QNAP selects snaps and Ubuntu to bring IOT apps to its NAS

On Friday QNAP announced that they were adopting snaps as the application format of choice for their NAS going forward. Behind this decision are two factors, the ease of development of snaps and the universality of snaps, especially to create IoT applications.

NAS have been around for a while, and have been used across a wide array of use cases from media servers in tech-savvy household to remote file server by SMBs. QNAP have been a pioneer in this space offering an appstore for their NAS, with hundred of apps: local web servers (WordPress, Drupal), Media server (Kodi), Cloud backup …

The rise of connected homes and buildings means an increasing number of sensors, smart meters,security cameras, plugs being connected to the local network… And therefore to the local NAS. This means NAS are seeing a new lease of life, and can now start to act as local IoT gateways, offering a great combination of local storage and computing power.

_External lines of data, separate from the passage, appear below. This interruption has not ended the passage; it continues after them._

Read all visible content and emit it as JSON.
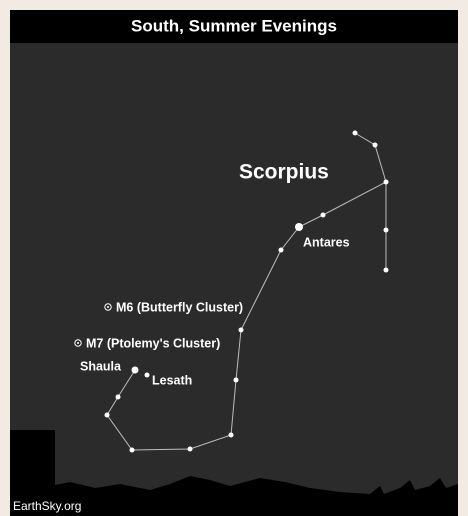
{
  "header": {
    "title": "South, Summer Evenings"
  },
  "constellation": {
    "name": "Scorpius"
  },
  "labels": {
    "antares": "Antares",
    "m6": "M6 (Butterfly Cluster)",
    "m7": "M7 (Ptolemy's Cluster)",
    "shaula": "Shaula",
    "lesath": "Lesath"
  },
  "credit": "EarthSky.org"
}
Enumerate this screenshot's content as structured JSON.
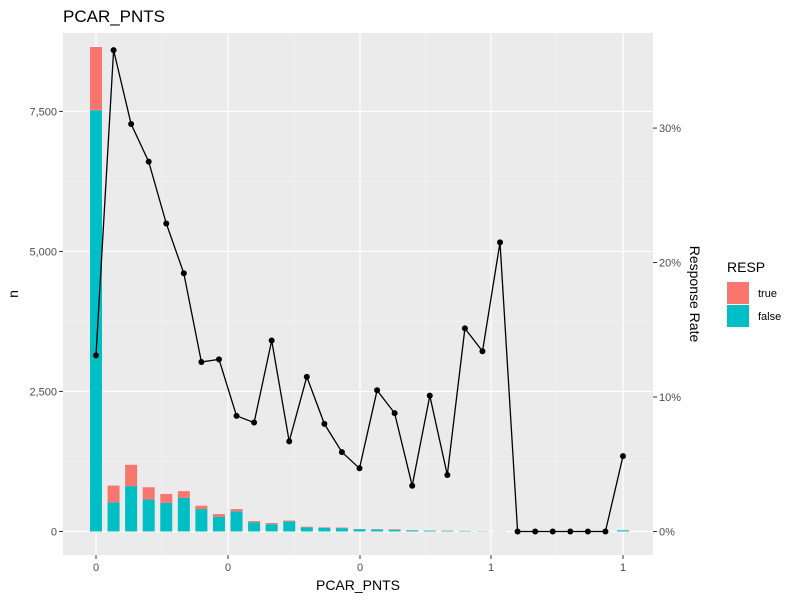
{
  "chart_data": {
    "type": "bar",
    "title": "PCAR_PNTS",
    "xlabel": "PCAR_PNTS",
    "ylabel": "n",
    "y2label": "Response Rate",
    "x_tick_labels": [
      "0",
      "0",
      "0",
      "1",
      "1"
    ],
    "y_ticks": [
      0,
      2500,
      5000,
      7500
    ],
    "y_tick_labels": [
      "0",
      "2,500",
      "5,000",
      "7,500"
    ],
    "ylim": [
      -420,
      8900
    ],
    "y2_ticks": [
      0,
      0.1,
      0.2,
      0.3
    ],
    "y2_tick_labels": [
      "0%",
      "10%",
      "20%",
      "30%"
    ],
    "y2lim": [
      -0.0175,
      0.3707
    ],
    "legend": {
      "title": "RESP",
      "placement": "right",
      "entries": [
        {
          "label": "true",
          "color": "#F8766D"
        },
        {
          "label": "false",
          "color": "#00BFC4"
        }
      ]
    },
    "grid": true,
    "series": [
      {
        "name": "false",
        "values": [
          7520,
          520,
          810,
          570,
          510,
          600,
          400,
          260,
          360,
          160,
          130,
          180,
          75,
          65,
          60,
          40,
          35,
          30,
          20,
          15,
          12,
          8,
          5,
          3,
          0,
          0,
          0,
          0,
          0,
          0,
          20
        ]
      },
      {
        "name": "true",
        "values": [
          1130,
          300,
          380,
          220,
          160,
          120,
          60,
          50,
          40,
          25,
          20,
          15,
          10,
          10,
          10,
          5,
          5,
          10,
          3,
          2,
          5,
          2,
          1,
          2,
          0,
          0,
          0,
          0,
          0,
          0,
          1
        ]
      }
    ],
    "response_rate": [
      0.131,
      0.358,
      0.303,
      0.275,
      0.229,
      0.192,
      0.126,
      0.128,
      0.086,
      0.081,
      0.142,
      0.067,
      0.115,
      0.08,
      0.059,
      0.047,
      0.105,
      0.088,
      0.034,
      0.101,
      0.042,
      0.151,
      0.134,
      0.215,
      0.0,
      0.0,
      0.0,
      0.0,
      0.0,
      0.0,
      0.056
    ]
  }
}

A range of IoT applications are particularly suited to run on such machines that require local computing for fast decision making and large data storage for auditing or future prediction reasons. Video surveillance applications for example can use local movement detection algorithms to alert of any intrusion, cost effectively store all the video footage locally for audit purposes, back up to the cloud only relevant footage or summaries.

By adopting snaps as the preferred application format for their NAS going forward QNAP is looking to surf on the growing popularity of snaps across Ubuntu desktop and Ubuntu Core in IoT. They’re keen to leverage universality of snaps which can be deployed from Ubuntu desktops to Ubuntu Core IoT Gateways. But also the simplicity of creating snaps, with snapcraft a tool that makes it simple to build secure, contained applications from source easily.